What is Accounts Receivable and How to Write It Off
What is Accounts Receivable and How to Write It Off.
Accounts receivable refers to money owed to a company by customers or other parties for goods or services already provided but not yet paid for. In simpler terms, it's when a company is waiting to get paid after delivering a product or service. 

For example, if a business supplies plastic cups to a café but hasn’t received payment yet, the amount owed by the café becomes the business's accounts receivable. Meanwhile, for the café, this is a payable debt—money it owes.

Types of Accounts Receivable

1. By Payment Term

  • Short-term: Expected to be paid within a year.
  • Long-term: Expected to be paid after more than a year.

2. By Status

   - Current: Payment is still within the agreed timeframe.
   - Overdue: Payment is past the due date.

3. By Likelihood of Payment

  • Doubtful: The debt may or may not be paid on time.
  • Bad debt: There's little to no chance of the debt being paid, often due to the customer going bankrupt or exceeding the legal time limit for collection.

4. By Source

  •  Suppliers and Contractors: Owe for delivered goods/services.
  •  Customers: Haven’t paid for goods or services received.
  •  Tax Authorities: The company may have overpaid taxes and is owed a refund.
  •  Employees: Might owe for advances or loans given by the company.

How to Manage Accounts Receivable

1. Regular Audits

Conduct regular reviews of outstanding debts to understand why and how they arise. This can help catch problems early.

2. Set Clear Rules

Ensure there are policies in place for managing payment terms and following up with customers as deadlines approach.

3. Set Limits

Decide on a maximum amount of credit to allow each customer. This helps prevent excessive unpaid debts.

4. Penalties for Late Payments

 Introduce late fees or penalties for overdue payments to encourage customers to pay on time.

5. Assess Customer Reliability

Before offering credit, check the customer's financial history, including any legal disputes or bankruptcy records.

How to Collect Accounts Receivable

1. Negotiate

Sometimes debts can be resolved through negotiation.
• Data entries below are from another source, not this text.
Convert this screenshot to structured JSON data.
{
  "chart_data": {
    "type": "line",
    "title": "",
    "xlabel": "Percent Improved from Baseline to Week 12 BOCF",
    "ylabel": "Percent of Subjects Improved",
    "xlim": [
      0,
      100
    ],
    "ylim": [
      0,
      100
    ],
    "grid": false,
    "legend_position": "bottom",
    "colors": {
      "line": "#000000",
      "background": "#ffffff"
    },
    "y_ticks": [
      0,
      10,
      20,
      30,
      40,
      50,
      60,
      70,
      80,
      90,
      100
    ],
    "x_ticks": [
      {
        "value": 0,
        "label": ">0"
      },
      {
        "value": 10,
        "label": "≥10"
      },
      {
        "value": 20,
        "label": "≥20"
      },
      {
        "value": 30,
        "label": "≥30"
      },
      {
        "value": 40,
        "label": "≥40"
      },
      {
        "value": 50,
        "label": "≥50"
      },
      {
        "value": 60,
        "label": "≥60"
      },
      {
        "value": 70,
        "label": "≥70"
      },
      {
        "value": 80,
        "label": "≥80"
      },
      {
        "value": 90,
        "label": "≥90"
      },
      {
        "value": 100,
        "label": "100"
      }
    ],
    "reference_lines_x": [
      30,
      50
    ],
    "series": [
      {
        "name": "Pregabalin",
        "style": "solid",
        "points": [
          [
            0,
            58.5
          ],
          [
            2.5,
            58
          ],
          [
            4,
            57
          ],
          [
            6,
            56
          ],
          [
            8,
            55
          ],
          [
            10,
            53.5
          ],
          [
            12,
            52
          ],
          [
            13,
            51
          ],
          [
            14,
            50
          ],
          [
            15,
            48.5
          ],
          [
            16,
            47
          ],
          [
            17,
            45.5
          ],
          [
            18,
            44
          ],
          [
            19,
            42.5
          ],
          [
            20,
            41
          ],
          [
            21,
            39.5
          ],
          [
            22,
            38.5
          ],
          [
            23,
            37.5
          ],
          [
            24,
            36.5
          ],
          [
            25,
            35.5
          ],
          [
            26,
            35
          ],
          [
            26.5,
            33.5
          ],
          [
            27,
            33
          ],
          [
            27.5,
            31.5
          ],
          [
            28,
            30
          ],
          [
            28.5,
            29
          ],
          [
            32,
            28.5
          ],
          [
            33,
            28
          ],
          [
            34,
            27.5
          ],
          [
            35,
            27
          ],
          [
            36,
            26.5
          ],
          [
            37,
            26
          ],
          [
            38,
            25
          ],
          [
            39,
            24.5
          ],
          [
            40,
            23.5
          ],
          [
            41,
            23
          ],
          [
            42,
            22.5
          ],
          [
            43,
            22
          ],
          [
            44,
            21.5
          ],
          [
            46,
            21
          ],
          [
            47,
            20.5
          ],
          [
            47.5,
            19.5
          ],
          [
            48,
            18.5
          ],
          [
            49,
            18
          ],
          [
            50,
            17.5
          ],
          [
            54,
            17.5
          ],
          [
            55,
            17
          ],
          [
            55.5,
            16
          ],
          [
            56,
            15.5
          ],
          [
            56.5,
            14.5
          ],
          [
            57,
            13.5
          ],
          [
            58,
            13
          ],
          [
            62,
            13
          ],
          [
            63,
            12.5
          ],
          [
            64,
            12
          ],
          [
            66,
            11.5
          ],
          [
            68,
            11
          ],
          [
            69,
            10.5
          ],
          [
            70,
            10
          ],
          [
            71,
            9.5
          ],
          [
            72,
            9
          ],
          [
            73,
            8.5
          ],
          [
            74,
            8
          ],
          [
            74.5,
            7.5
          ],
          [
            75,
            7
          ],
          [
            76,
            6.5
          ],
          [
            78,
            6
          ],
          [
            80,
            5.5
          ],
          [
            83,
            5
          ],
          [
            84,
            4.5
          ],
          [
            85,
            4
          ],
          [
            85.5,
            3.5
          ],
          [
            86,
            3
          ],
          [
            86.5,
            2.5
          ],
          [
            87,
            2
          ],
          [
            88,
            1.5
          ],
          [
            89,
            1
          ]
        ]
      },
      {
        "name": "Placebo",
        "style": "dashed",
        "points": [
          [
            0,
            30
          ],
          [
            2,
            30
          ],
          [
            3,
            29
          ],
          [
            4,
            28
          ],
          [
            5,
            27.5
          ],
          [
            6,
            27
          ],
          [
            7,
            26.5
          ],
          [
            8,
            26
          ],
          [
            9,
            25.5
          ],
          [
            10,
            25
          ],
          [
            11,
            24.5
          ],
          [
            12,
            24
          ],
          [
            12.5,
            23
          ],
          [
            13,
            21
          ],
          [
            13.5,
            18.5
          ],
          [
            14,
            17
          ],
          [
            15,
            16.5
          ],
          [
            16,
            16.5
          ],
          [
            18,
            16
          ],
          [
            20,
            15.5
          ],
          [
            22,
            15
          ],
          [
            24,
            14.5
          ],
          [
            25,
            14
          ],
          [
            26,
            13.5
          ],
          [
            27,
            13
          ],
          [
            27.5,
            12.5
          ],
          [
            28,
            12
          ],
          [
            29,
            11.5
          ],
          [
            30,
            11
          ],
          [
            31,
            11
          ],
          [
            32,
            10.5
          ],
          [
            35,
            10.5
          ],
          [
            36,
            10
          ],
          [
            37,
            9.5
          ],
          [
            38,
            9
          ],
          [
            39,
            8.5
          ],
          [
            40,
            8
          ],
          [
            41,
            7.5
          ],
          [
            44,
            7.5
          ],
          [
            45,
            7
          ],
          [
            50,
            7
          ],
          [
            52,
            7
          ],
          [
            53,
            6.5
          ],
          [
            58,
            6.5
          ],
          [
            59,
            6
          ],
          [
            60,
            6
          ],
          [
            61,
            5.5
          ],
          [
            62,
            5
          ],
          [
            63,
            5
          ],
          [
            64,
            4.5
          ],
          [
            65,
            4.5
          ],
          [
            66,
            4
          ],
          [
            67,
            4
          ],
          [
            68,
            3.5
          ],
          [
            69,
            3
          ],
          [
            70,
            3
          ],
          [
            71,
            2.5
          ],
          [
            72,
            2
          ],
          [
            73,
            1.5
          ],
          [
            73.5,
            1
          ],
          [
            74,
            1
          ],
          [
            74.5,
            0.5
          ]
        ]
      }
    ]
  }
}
The customer might offer to pay in installments, or you might agree to accept goods or services as payment instead of cash.

2. Send a Legal Notice

If negotiations fail, you can send a formal notice demanding payment. If they still don't respond, you can take legal action.

3. Go to Court

If all else fails, take the matter to court. You'll need proof of the debt, such as invoices and contracts. Depending on the amount, you can either request a court order or file a lawsuit.

How to Write Off Accounts Receivable

If it becomes clear that a debt won't be paid, you can write it off as a bad debt. Here’s how:

1. Audit the Debt

Conduct a thorough review and prepare a report explaining why the debt can't be collected. 

2. Gather Documentation

Collect all the necessary legal documents to prove that the debt is uncollectible, such as proof that the debtor is bankrupt.

3. Issue a Write-Off Order

The company's management must issue an official order to write off the debt. This ensures that the uncollectible amount is removed from the company’s books.

4. Keep Records

All documents related to the write-off should be stored for at least five years in case tax authorities need to review them.

In conclusion, accounts receivable is a normal part of doing business, but managing it properly is key to maintaining a healthy cash flow. When debts can’t be collected, writing them off might be the only solution.